Dr Alpa Savla is the winner at 2nd position, the critics award of excellence for DR Pronto Esthetic Challenge 1, 2021-2022

Introduction

Development of different restorative materials presents the modern dentist with several choices when deciding how to best restore cervical cavities on the teeth.

Commonly known as Class V cavities (GV Black), materials considered appropriate for Class V restorations are:

Many Class V restorations are non carious lesions and present with little or no retention form. In such situations, the potential for material to bond to the tooth is most important as it may avoid the need to prepare sound tissue to achieve retention.

When cervical outline of the cavity is placed in dentin, it is difficult to obtain a proper and lasting marginal seal of the restoration (Phair and Fuller, 1985; Pintado and Douglas, 1988; Tortenson and Brannstorm, 1985).

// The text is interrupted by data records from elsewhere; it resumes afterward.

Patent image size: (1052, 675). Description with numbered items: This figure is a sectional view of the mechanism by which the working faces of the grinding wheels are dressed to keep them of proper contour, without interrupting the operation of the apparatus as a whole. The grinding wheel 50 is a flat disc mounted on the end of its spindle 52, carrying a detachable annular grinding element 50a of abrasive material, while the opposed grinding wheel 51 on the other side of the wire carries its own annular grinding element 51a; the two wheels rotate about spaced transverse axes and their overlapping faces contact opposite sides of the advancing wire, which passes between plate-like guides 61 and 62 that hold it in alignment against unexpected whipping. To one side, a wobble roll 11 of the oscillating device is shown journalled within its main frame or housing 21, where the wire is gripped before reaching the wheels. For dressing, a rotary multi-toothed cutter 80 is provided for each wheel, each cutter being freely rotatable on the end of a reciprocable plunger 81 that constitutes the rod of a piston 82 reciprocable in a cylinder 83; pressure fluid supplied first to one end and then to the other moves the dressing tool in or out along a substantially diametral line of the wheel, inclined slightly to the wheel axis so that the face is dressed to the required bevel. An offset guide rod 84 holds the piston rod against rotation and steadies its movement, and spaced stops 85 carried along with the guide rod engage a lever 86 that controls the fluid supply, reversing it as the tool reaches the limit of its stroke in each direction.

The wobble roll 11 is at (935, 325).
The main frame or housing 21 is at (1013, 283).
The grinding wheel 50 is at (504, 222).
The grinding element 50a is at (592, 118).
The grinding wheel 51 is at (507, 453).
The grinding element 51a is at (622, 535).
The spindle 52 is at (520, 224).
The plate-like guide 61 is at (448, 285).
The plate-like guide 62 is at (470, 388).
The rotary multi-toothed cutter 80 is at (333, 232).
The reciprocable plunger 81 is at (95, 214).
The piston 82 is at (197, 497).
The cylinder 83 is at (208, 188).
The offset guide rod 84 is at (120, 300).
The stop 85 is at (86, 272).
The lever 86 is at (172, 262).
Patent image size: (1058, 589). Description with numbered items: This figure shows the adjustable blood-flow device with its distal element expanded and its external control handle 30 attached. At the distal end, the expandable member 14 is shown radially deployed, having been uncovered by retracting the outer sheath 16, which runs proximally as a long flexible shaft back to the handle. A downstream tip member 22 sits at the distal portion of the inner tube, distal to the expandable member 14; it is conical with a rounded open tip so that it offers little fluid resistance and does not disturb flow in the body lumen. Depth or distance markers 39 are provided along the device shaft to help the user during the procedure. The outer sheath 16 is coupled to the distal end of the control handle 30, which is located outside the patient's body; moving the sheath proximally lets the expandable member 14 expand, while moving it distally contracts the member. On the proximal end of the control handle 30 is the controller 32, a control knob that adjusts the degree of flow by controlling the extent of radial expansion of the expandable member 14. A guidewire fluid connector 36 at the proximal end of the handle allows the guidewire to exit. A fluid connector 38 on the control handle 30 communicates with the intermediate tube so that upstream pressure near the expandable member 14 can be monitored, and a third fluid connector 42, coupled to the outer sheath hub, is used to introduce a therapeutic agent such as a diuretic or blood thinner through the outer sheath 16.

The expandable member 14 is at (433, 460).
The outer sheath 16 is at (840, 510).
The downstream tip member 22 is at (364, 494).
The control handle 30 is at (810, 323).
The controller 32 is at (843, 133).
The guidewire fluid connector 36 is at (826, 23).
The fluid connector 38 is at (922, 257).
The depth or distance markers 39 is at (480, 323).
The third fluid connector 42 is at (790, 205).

The main cause is polymerization shrinkage, which is directed incisally toward the reliable and strongly bonded enamel-composite interface (Davidson et al., 1984; Crim, 1987, Davidson and Kemp-Scholte, 1989).

A possible solution to this problem may be the application of material that renders the restoration sufficiently flexible to compensate for that part of shrinkage that challenges the bond.

Challenges in restoring Class V defects

  • Class V cavities are multi-factorial in origin
  • Polymerization shrinkage/C-factor stress resulting in failure
  • Sealed gaps under the restoration
  • Stress due to biting pressure causing the restoration to fail
  • Cervical outline of the cavity in the dentin resulting in incomplete marginal seal.

Case Report

A 65 year old male patient presented with deep Class V lesions in tooth no 34 & 35.

Cavity preparation

  • 0 no. retraction cord was placed to expose the cervical margin of the cavity.
  • Cavity was prepared by bevelling the margins and air abrasion.
  • Selective etching of enamel was carried out, followed by bonding (3M Adper Single Bond 2) was used.

Incremental layering

  • The first increment of the composite (Activa Pronto, Pulpdent® USA) was placed (less than 2 mm) from coronal to cervical and polymerised.
  • Second increment was placed cervical to the first increment and adapted slightly closer to the cervical margin.
  • The final increment was placed in the cervical region.

Finishing and polishing

  • Contouring was achieved using burs (SS White finishing burs).
  • Restoration was polished (Shofu Super Snap discs).

Discussion

Layering/incremental built up with bioactive filling materials such as Activa Pronto (rubberised resin) in Class V cavities very close to the pulp allows for fewer stresses to develop within the restoration, lesser shrinkage and long term marginal seal.

Restoring the dentin with thin horizontal layers that are 2 mm or less ensures that decoupling with time is properly achieved thereby reducing C factor stresses.

Using a hydrophillic resin like Activa Pronto in subgingival restorations facillitates ionic interaction that binds resin to the minerals in the tooth, forming a strong resin-hydroxyappatite complex and a positive seal against microleakage.

Summary

There is much debate and interest among clinicians as to which is the ‘best’ restorative material for different situations. Occlusal factors are considered to be important in the etiology of Class V cavities.

The use of rubberised resin (Activa Pronto, Pulpdent® USA) which can absorb stress and resist fracture can help the clinician in making highly durable and very esthetic Class V restorations.